The authors propose a new way to handle space-time singularities in general relativity. Instead of fixing the metric or fields at the singular boundary, they treat the singularity as a free boundary where variations are unconstrained. Requiring the gravitational action to be stationary under such free variations produces on-shell boundary conditions that the geometry must satisfy at the singularity.

To make this precise they work with the usual gravitational action plus the standard boundary term (the Gibbons–Hawking–York term) and use the tetrad (coframe) formalism near a spacelike singularity. Varying the coframe while keeping the bulk equations of motion gives a simple condition in the limit toward the singularity: a combination of the extrinsic curvature (which measures how spatial slices bend) and the spatial volume element must go to zero. In other words, the way space “squeezes” to zero volume at the bang is restricted by the action principle.

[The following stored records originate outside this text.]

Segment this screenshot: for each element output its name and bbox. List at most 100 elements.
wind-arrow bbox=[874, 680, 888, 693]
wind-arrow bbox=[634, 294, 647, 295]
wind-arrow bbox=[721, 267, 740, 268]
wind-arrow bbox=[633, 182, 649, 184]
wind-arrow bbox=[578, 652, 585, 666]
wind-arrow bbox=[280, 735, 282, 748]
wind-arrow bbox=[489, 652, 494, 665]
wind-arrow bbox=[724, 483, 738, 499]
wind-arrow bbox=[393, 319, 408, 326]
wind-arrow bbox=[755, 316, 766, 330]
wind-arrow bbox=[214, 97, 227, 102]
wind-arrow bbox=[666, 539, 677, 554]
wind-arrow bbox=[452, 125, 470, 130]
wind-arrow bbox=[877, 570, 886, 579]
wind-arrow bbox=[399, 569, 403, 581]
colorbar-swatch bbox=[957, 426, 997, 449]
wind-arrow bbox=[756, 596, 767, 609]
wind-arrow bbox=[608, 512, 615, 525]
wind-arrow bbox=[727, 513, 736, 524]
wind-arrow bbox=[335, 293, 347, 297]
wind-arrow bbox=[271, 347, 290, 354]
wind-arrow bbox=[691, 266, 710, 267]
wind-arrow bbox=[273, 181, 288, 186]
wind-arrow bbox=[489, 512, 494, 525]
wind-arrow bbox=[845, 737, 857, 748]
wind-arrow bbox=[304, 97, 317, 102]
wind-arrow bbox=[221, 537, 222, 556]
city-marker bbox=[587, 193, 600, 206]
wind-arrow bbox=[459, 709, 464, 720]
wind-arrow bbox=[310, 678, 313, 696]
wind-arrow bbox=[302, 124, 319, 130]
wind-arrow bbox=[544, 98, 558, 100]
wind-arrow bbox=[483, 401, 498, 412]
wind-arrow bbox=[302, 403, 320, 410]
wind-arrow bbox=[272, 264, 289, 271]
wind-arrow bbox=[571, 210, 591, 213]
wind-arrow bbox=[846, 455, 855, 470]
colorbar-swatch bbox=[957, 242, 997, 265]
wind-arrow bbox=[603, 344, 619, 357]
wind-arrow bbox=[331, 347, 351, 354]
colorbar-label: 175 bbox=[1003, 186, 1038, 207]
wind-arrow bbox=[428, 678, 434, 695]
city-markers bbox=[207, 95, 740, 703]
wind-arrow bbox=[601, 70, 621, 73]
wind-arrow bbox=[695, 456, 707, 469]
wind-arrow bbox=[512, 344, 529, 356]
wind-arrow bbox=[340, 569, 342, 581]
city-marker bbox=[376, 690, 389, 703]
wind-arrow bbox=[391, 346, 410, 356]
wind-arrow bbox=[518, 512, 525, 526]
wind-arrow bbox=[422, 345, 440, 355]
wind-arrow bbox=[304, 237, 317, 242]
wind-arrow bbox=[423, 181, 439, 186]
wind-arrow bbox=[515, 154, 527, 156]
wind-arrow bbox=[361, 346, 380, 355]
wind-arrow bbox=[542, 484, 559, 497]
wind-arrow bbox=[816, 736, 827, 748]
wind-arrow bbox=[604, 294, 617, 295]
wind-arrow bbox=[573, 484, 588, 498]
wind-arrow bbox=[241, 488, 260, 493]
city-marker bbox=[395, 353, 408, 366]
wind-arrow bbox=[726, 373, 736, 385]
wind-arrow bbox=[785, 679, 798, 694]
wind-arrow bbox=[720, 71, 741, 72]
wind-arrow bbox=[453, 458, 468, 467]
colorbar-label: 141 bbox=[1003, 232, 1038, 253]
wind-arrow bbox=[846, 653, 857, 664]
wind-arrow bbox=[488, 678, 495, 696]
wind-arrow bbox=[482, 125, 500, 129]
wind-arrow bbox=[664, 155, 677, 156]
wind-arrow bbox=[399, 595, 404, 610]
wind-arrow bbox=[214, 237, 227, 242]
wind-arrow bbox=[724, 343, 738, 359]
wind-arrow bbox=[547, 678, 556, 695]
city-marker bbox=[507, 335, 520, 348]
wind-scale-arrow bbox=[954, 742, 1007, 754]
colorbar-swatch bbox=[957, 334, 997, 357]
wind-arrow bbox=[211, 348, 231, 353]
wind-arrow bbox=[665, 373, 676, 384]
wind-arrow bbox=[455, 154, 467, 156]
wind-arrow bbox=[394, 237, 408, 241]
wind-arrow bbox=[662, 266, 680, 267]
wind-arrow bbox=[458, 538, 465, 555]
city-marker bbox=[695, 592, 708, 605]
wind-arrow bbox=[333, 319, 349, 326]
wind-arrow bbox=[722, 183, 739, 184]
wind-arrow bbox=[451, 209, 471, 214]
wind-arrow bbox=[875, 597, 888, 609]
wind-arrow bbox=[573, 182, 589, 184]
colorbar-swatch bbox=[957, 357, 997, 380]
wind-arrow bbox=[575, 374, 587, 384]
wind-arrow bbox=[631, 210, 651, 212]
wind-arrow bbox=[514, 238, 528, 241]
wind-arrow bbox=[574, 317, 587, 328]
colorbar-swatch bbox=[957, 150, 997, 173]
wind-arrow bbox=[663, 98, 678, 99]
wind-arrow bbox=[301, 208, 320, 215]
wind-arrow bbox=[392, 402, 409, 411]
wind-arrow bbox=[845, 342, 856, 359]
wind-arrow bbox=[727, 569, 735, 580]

When applied to cosmological solutions, this boundary condition rules out a large class of anisotropic singular behaviors known as Kasner-like or Belinski–Khalatnikov–Lifshitz (BKL) space-times. By contrast it admits conformally regular space-times, including the standard Friedmann–Lemaître–Robertson–Walker (FLRW) cosmologies, provided the matter is a perfect fluid with pressure P and energy density ρ satisfying 0 ≤ P < ρ (equivalently an equation-of-state parameter w between 0 and 1). As an example, radiation-dominated universes (P = ρ/3) meet the condition.

The paper also studies small (linear) perturbations around nearly isotropic FLRW backgrounds. For those cases the boundary condition is equivalent to demanding conformal regularity at the bang together with reflecting boundary conditions on perturbations. Concretely, certain time-derivatives of the scalar metric potential and of tensor (gravitational-wave) modes vanish at the initial time. Vector perturbations are not allowed and, in the special cases of dust or radiation, the perturbations are analytic and symmetric under time reflection about the bang. The authors note that these reflecting conditions are compatible with large-scale cosmological observations.